吉田さんとオレ その六 前編(一~十五)
六
ここ一週間ほど、吉田さんは万屋の銭湯に来ていない。何かのトラブルにでも遇ったのだろうか。吉田さんに電話しても、全然つながらない。とても心配だ。それとも、金玉をとっくに切除してしまって、男湯に入るのをためらっているのだろうか。吉田さんは恥ずかしがり屋?いや、待てよ・・・。この場合は、どうなるのだろうか。金玉とチンコを切除して吉田さんが正真正銘の女になり、正々堂々と女湯に入っても、吉田さんゆえに通報されて警察に逮捕されるのがオチだ。
今夜は珍しく、万屋に早く着いた。でも、午後十時を過ぎている。吉田さんは来ているだろうか。脱衣所で服を脱いで、脱衣所と風呂場を仕切っているガラス戸をゆっくりと開けると、聞き覚えのある金切り声が聞こえてきた。
「フォー!僕のタマちゃん、まだついてるで!フォー!フォー!フォー!!!」
吉田さんだ。いや、吉田さん以外の何者でもない。
「吉田さんじゃないですか!どうしたんですか?最近、全然来なくなって。俺、心配していたんですよ」
「こうちゃん、ごめん!ごめんな!実は、僕の姉ちゃん、危篤やってん。滋賀にある実家に帰ってたんよ。乳ガンやな。で、緊急手術はうまくいったけど、姉ちゃん、おっぱい切除して、精神的に萎えてしまってな。ほんと、弱弱しくなったわ。で、うちの両親はな、とっくに死んでしもたし、姉ちゃんを看病できる身内は僕しかおらんのよ。病院でずっと看病してたけど、残りの入院期間は、看護師さんが責任をもって世話してくれることになったから、大阪に戻ってきてん!」
「そうですか。大変でしたね」
「だからな、こうちゃん。僕な、見ての通り、まだタマが付いてんのよ!」
「分かりました。でも、何気に自慢気に、チラッと金玉を見せなくても大丈夫ですよ」
吉田さんのお姉さん、意識ははっきりとしているそうだ。術後の経過も順調だが、夫に先立たれ、今では身寄りもないそうで、吉田さんは故郷の滋賀に帰らざるを得なかったのだ。

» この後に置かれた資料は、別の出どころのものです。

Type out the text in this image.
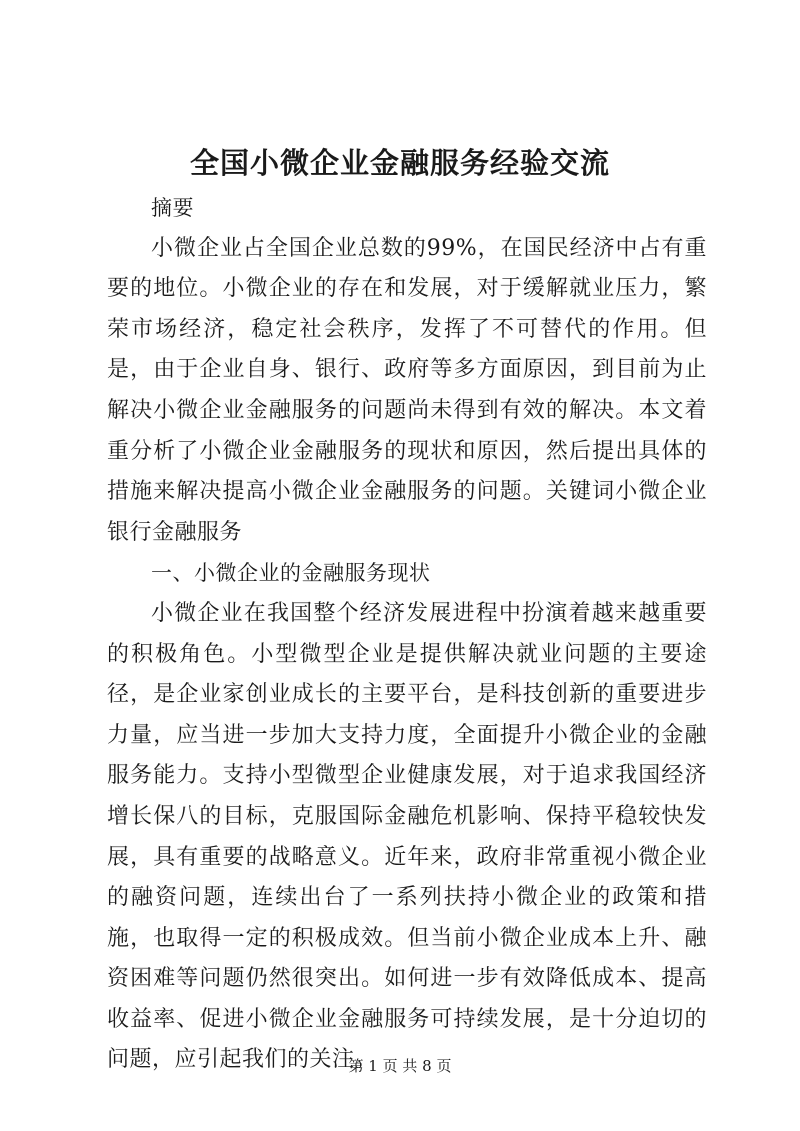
全国小微企业金融服务经验交流

摘要

小微企业占全国企业总数的99%，在国民经济中占有重要的地位。小微企业的存在和发展，对于缓解就业压力，繁荣市场经济，稳定社会秩序，发挥了不可替代的作用。但是，由于企业自身、银行、政府等多方面原因，到目前为止解决小微企业金融服务的问题尚未得到有效的解决。本文着重分析了小微企业金融服务的现状和原因，然后提出具体的措施来解决提高小微企业金融服务的问题。关键词小微企业银行金融服务

一、小微企业的金融服务现状

小微企业在我国整个经济发展进程中扮演着越来越重要的积极角色。小型微型企业是提供解决就业问题的主要途径，是企业家创业成长的主要平台，是科技创新的重要进步力量，应当进一步加大支持力度，全面提升小微企业的金融服务能力。支持小型微型企业健康发展，对于追求我国经济增长保八的目标，克服国际金融危机影响、保持平稳较快发展，具有重要的战略意义。近年来，政府非常重视小微企业的融资问题，连续出台了一系列扶持小微企业的政策和措施，也取得一定的积极成效。但当前小微企业成本上升、融资困难等问题仍然很突出。如何进一步有效降低成本、提高收益率、促进小微企业金融服务可持续发展，是十分迫切的问题，应引起我们的关注。

第 1 页 共 8 页
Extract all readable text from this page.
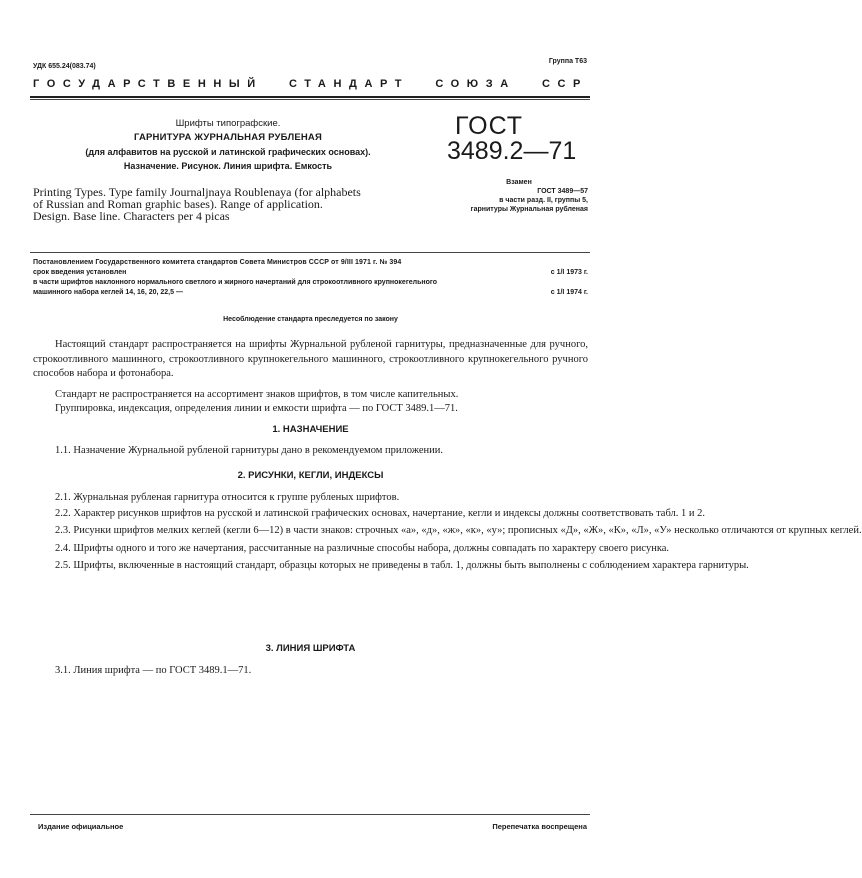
УДК 655.24(083.74)
Группа Т63
ГОСУДАРСТВЕННЫЙ СТАНДАРТ СОЮЗА ССР
Шрифты типографские.
ГАРНИТУРА ЖУРНАЛЬНАЯ РУБЛЕНАЯ
(для алфавитов на русской и латинской графических основах).
Назначение. Рисунок. Линия шрифта. Емкость
Printing Types. Type family Journaljnaya Roublenaya (for alphabets
of Russian and Roman graphic bases). Range of application.
Design. Base line. Characters per 4 picas
ГОСТ
3489.2—71
Взамен
ГОСТ 3489—57
в части разд. II, группы 5,
гарнитуры Журнальная рубленая
Постановлением Государственного комитета стандартов Совета Министров СССР от 9/III 1971 г. № 394
срок введения установлен	с 1/I 1973 г.
в части шрифтов наклонного нормального светлого и жирного начертаний для строкоотливного крупнокегельного
машинного набора кеглей 14, 16, 20, 22,5 —	с 1/I 1974 г.
Несоблюдение стандарта преследуется по закону

Настоящий стандарт распространяется на шрифты Журнальной рубленой гарнитуры, предназначенные для ручного, строкоотливного машинного, строкоотливного крупнокегельного машинного, строкоотливного крупнокегельного ручного способов набора и фотонабора.

Стандарт не распространяется на ассортимент знаков шрифтов, в том числе капительных.

Группировка, индексация, определения линии и емкости шрифта — по ГОСТ 3489.1—71.

1. НАЗНАЧЕНИЕ

1.1. Назначение Журнальной рубленой гарнитуры дано в рекомендуемом приложении.

2. РИСУНКИ, КЕГЛИ, ИНДЕКСЫ

2.1. Журнальная рубленая гарнитура относится к группе рубленых шрифтов.

2.2. Характер рисунков шрифтов на русской и латинской графических основах, начертание, кегли и индексы должны соответствовать табл. 1 и 2.

2.3. Рисунки шрифтов мелких кеглей (кегли 6—12) в части знаков: строчных «а», «д», «ж», «к», «у»; прописных «Д», «Ж», «К», «Л», «У» несколько отличаются от крупных кеглей.

2.4. Шрифты одного и того же начертания, рассчитанные на различные способы набора, должны совпадать по характеру своего рисунка.

2.5. Шрифты, включенные в настоящий стандарт, образцы которых не приведены в табл. 1, должны быть выполнены с соблюдением характера гарнитуры.

3. ЛИНИЯ ШРИФТА

3.1. Линия шрифта — по ГОСТ 3489.1—71.

Издание официальное	Перепечатка воспрещена
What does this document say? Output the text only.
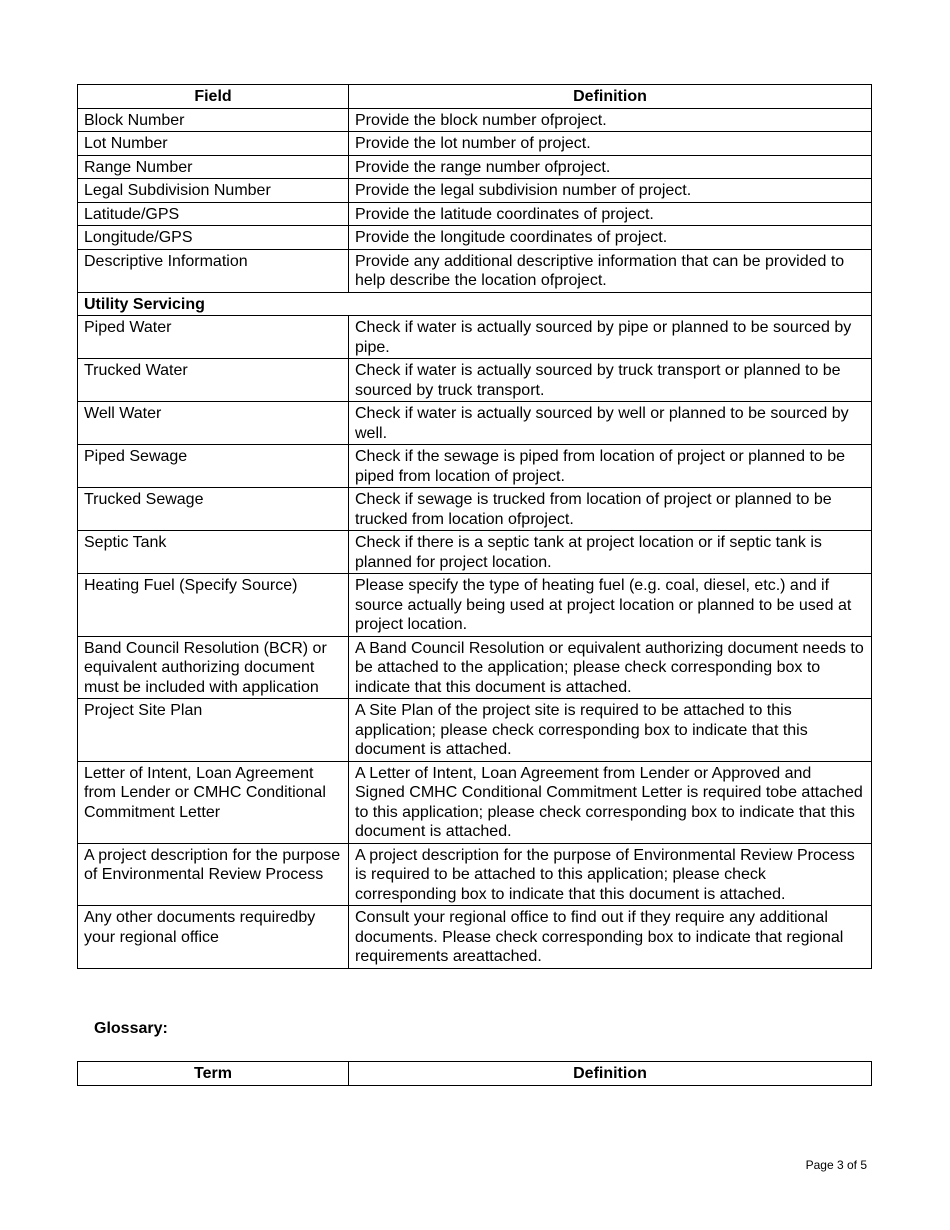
Field	Definition
Block Number	Provide the block number ofproject.
Lot Number	Provide the lot number of project.
Range Number	Provide the range number ofproject.
Legal Subdivision Number	Provide the legal subdivision number of project.
Latitude/GPS	Provide the latitude coordinates of project.
Longitude/GPS	Provide the longitude coordinates of project.
Descriptive Information	Provide any additional descriptive information that can be provided to help describe the location ofproject.
Utility Servicing	
Piped Water	Check if water is actually sourced by pipe or planned to be sourced by pipe.
Trucked Water	Check if water is actually sourced by truck transport or planned to be sourced by truck transport.
Well Water	Check if water is actually sourced by well or planned to be sourced by well.
Piped Sewage	Check if the sewage is piped from location of project or planned to be piped from location of project.
Trucked Sewage	Check if sewage is trucked from location of project or planned to be trucked from location ofproject.
Septic Tank	Check if there is a septic tank at project location or if septic tank is planned for project location.
Heating Fuel (Specify Source)	Please specify the type of heating fuel (e.g. coal, diesel, etc.) and if source actually being used at project location or planned to be used at project location.
Band Council Resolution (BCR) or equivalent authorizing document must be included with application	A Band Council Resolution or equivalent authorizing document needs to be attached to the application; please check corresponding box to indicate that this document is attached.
Project Site Plan	A Site Plan of the project site is required to be attached to this application; please check corresponding box to indicate that this document is attached.
Letter of Intent, Loan Agreement from Lender or CMHC Conditional Commitment Letter	A Letter of Intent, Loan Agreement from Lender or Approved and Signed CMHC Conditional Commitment Letter is required tobe attached to this application; please check corresponding box to indicate that this document is attached.
A project description for the purpose of Environmental Review Process	A project description for the purpose of Environmental Review Process is required to be attached to this application; please check corresponding box to indicate that this document is attached.
Any other documents requiredby your regional office	Consult your regional office to find out if they require any additional documents. Please check corresponding box to indicate that regional requirements areattached.
Glossary:
Term	Definition
Page 3 of 5
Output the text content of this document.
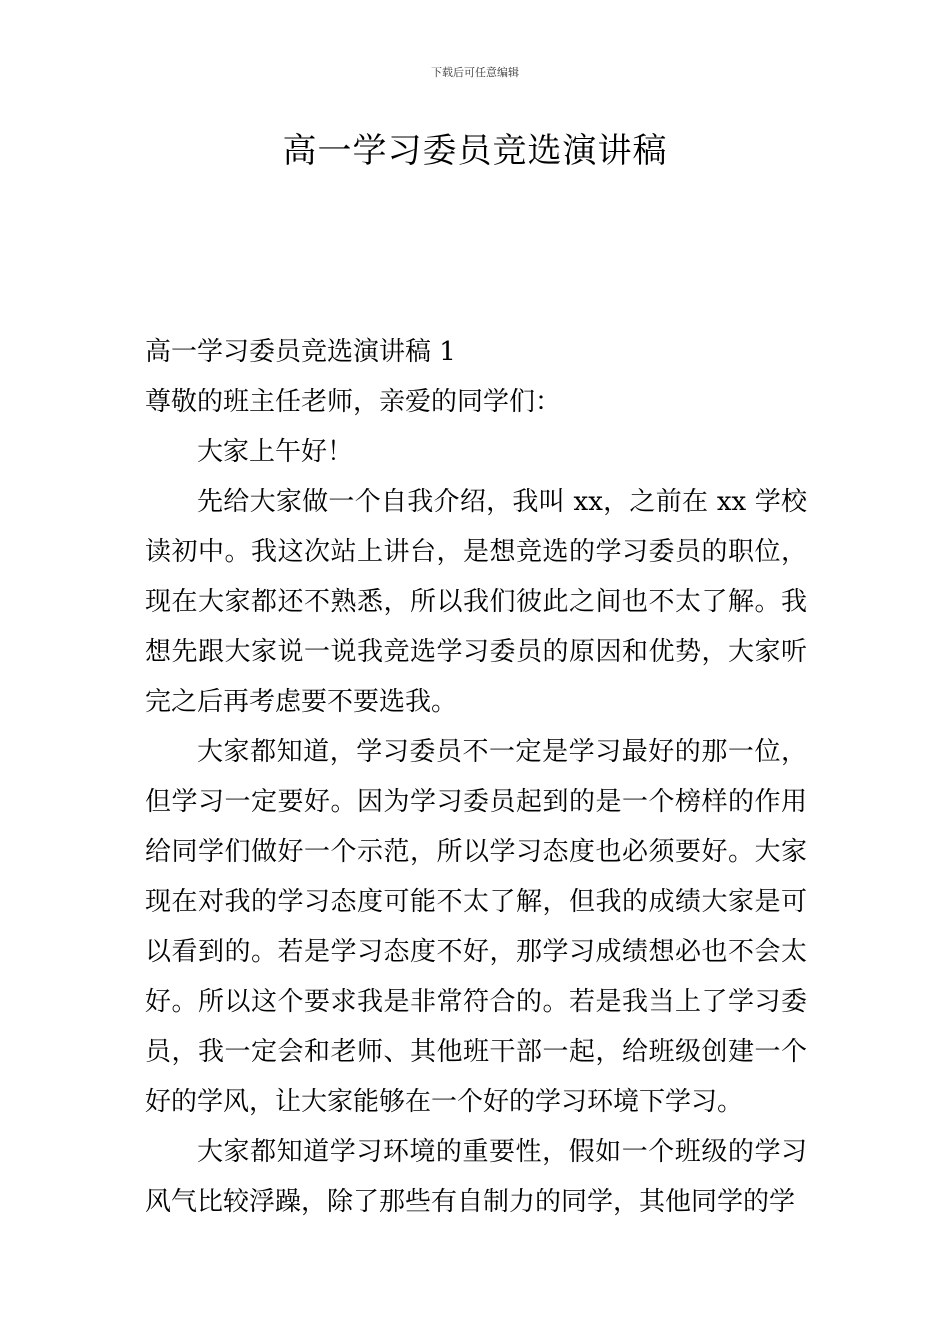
下载后可任意编辑
高一学习委员竞选演讲稿

高一学习委员竞选演讲稿 1

尊敬的班主任老师，亲爱的同学们：

大家上午好！

先给大家做一个自我介绍，我叫 xx，之前在 xx 学校读初中。我这次站上讲台，是想竞选的学习委员的职位，现在大家都还不熟悉，所以我们彼此之间也不太了解。我想先跟大家说一说我竞选学习委员的原因和优势，大家听完之后再考虑要不要选我。

大家都知道，学习委员不一定是学习最好的那一位，但学习一定要好。因为学习委员起到的是一个榜样的作用给同学们做好一个示范，所以学习态度也必须要好。大家现在对我的学习态度可能不太了解，但我的成绩大家是可以看到的。若是学习态度不好，那学习成绩想必也不会太好。所以这个要求我是非常符合的。若是我当上了学习委员，我一定会和老师、其他班干部一起，给班级创建一个好的学风，让大家能够在一个好的学习环境下学习。

大家都知道学习环境的重要性，假如一个班级的学习风气比较浮躁，除了那些有自制力的同学，其他同学的学
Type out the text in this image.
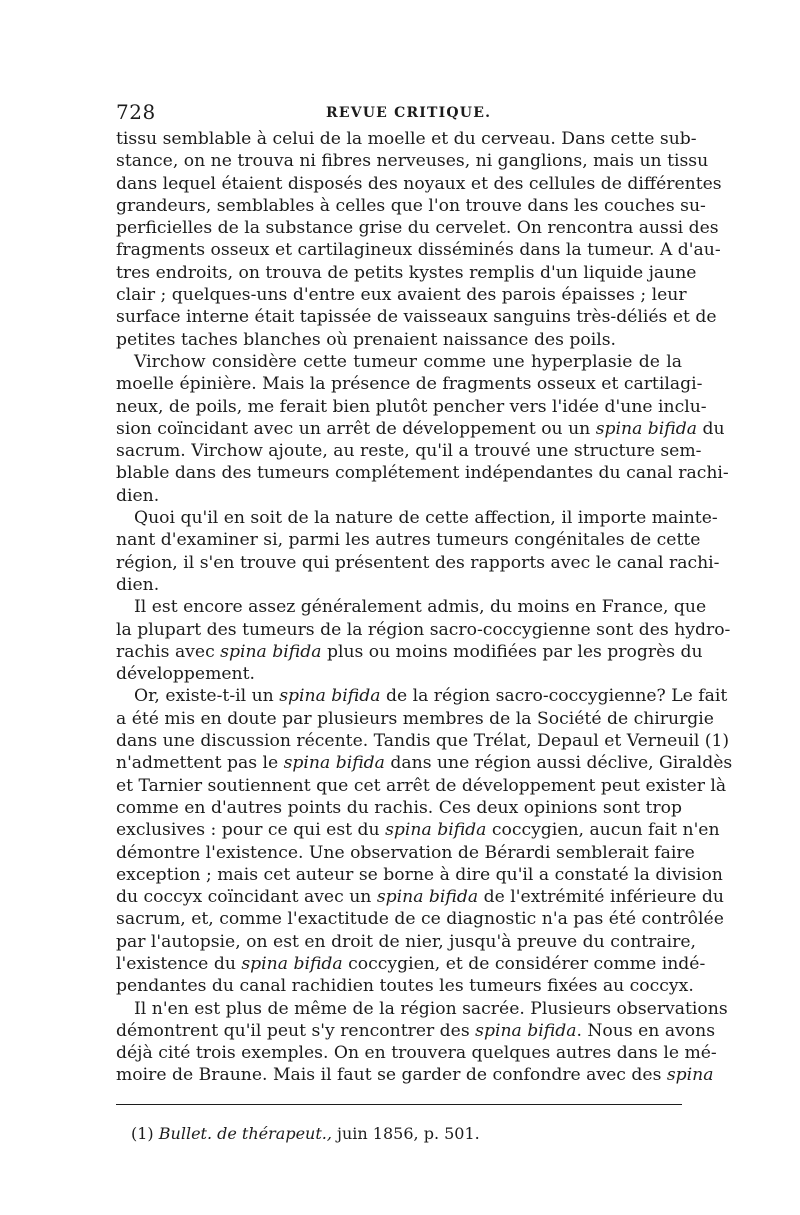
728	REVUE CRITIQUE.
tissu semblable à celui de la moelle et du cerveau. Dans cette sub-
stance, on ne trouva ni fibres nerveuses, ni ganglions, mais un tissu
dans lequel étaient disposés des noyaux et des cellules de différentes
grandeurs, semblables à celles que l'on trouve dans les couches su-
perficielles de la substance grise du cervelet. On rencontra aussi des
fragments osseux et cartilagineux disséminés dans la tumeur. A d'au-
tres endroits, on trouva de petits kystes remplis d'un liquide jaune
clair ; quelques-uns d'entre eux avaient des parois épaisses ; leur
surface interne était tapissée de vaisseaux sanguins très-déliés et de
petites taches blanches où prenaient naissance des poils.
Virchow considère cette tumeur comme une hyperplasie de la
moelle épinière. Mais la présence de fragments osseux et cartilagi-
neux, de poils, me ferait bien plutôt pencher vers l'idée d'une inclu-
sion coïncidant avec un arrêt de développement ou un spina bifida du
sacrum. Virchow ajoute, au reste, qu'il a trouvé une structure sem-
blable dans des tumeurs complétement indépendantes du canal rachi-
dien.
Quoi qu'il en soit de la nature de cette affection, il importe mainte-
nant d'examiner si, parmi les autres tumeurs congénitales de cette
région, il s'en trouve qui présentent des rapports avec le canal rachi-
dien.
Il est encore assez généralement admis, du moins en France, que
la plupart des tumeurs de la région sacro-coccygienne sont des hydro-
rachis avec spina bifida plus ou moins modifiées par les progrès du
développement.
Or, existe-t-il un spina bifida de la région sacro-coccygienne? Le fait
a été mis en doute par plusieurs membres de la Société de chirurgie
dans une discussion récente. Tandis que Trélat, Depaul et Verneuil (1)
n'admettent pas le spina bifida dans une région aussi déclive, Giraldès
et Tarnier soutiennent que cet arrêt de développement peut exister là
comme en d'autres points du rachis. Ces deux opinions sont trop
exclusives : pour ce qui est du spina bifida coccygien, aucun fait n'en
démontre l'existence. Une observation de Bérardi semblerait faire
exception ; mais cet auteur se borne à dire qu'il a constaté la division
du coccyx coïncidant avec un spina bifida de l'extrémité inférieure du
sacrum, et, comme l'exactitude de ce diagnostic n'a pas été contrôlée
par l'autopsie, on est en droit de nier, jusqu'à preuve du contraire,
l'existence du spina bifida coccygien, et de considérer comme indé-
pendantes du canal rachidien toutes les tumeurs fixées au coccyx.
Il n'en est plus de même de la région sacrée. Plusieurs observations
démontrent qu'il peut s'y rencontrer des spina bifida. Nous en avons
déjà cité trois exemples. On en trouvera quelques autres dans le mé-
moire de Braune. Mais il faut se garder de confondre avec des spina
(1) Bullet. de thérapeut., juin 1856, p. 501.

「あとな、姉ちゃんにタマを取る話したら、一瞬でショック死してしまうんとちゃうかと心配してしもて・・・。知ってると思うけど、僕らの世代って、考え方が古いやろ?トランスジェンダーとか、普通に理解できへんねん。だから、タマはまだ元気にぶら下がっております。まあ、姉ちゃんに配慮したレディーファーストってやつやな!」
俺だって、いきなり、吉田さんからもくもくの湯けむりの中で金玉を切除する話を聞かされて、正直驚いた。吉田さんのお姉さんがこの話を聞いたら、間違いなく耳を疑うはずだ。俄かには理解できないだろう。吉田さんの言う通り、今はまだ言わない方が良い。トランスジェンダーの問題は、玉なしの男が男湯に入るべきか、それとも女湯に入るべきかのそんなちっぽけな問題ではないのだ。さらに本人だけの問題ではない。本人の周りの人たちを全て巻き込む大問題だ。男と女の狭間で揺れ動いてきた吉田さんは、もう六十年以上もどっちつかずの心と体の状態で周りの人たちの反応も気にしながら、迷いながら生きてきたのだ。
俺は、男として何の疑いもなく三十年以上も生きてきた。これからも、それは変わらないだろう。俺は男だ。吉田さんも男だ。俺たちは、いつまでも男湯の中で、裸の付き合いを続けられるのだろうか。
それから数日が経った。吉田さんのお姉さんは亡くなってしまった。吉田さんは、葬式の喪主を務めることになり、一週間ほどまた万屋に来なくなった。吉田さんは今、本当に迷っているのかも知れない。もし本当に金玉を切除して後悔したならば、俺はとことん3D金玉の制作に協力してあげようと心に誓った。3D金玉は、システムエンジニアとはあまり関係がないので、とりあえず会社の近くにある書店で、3Dプリンターの入門書を三冊購入して勉強を始めた。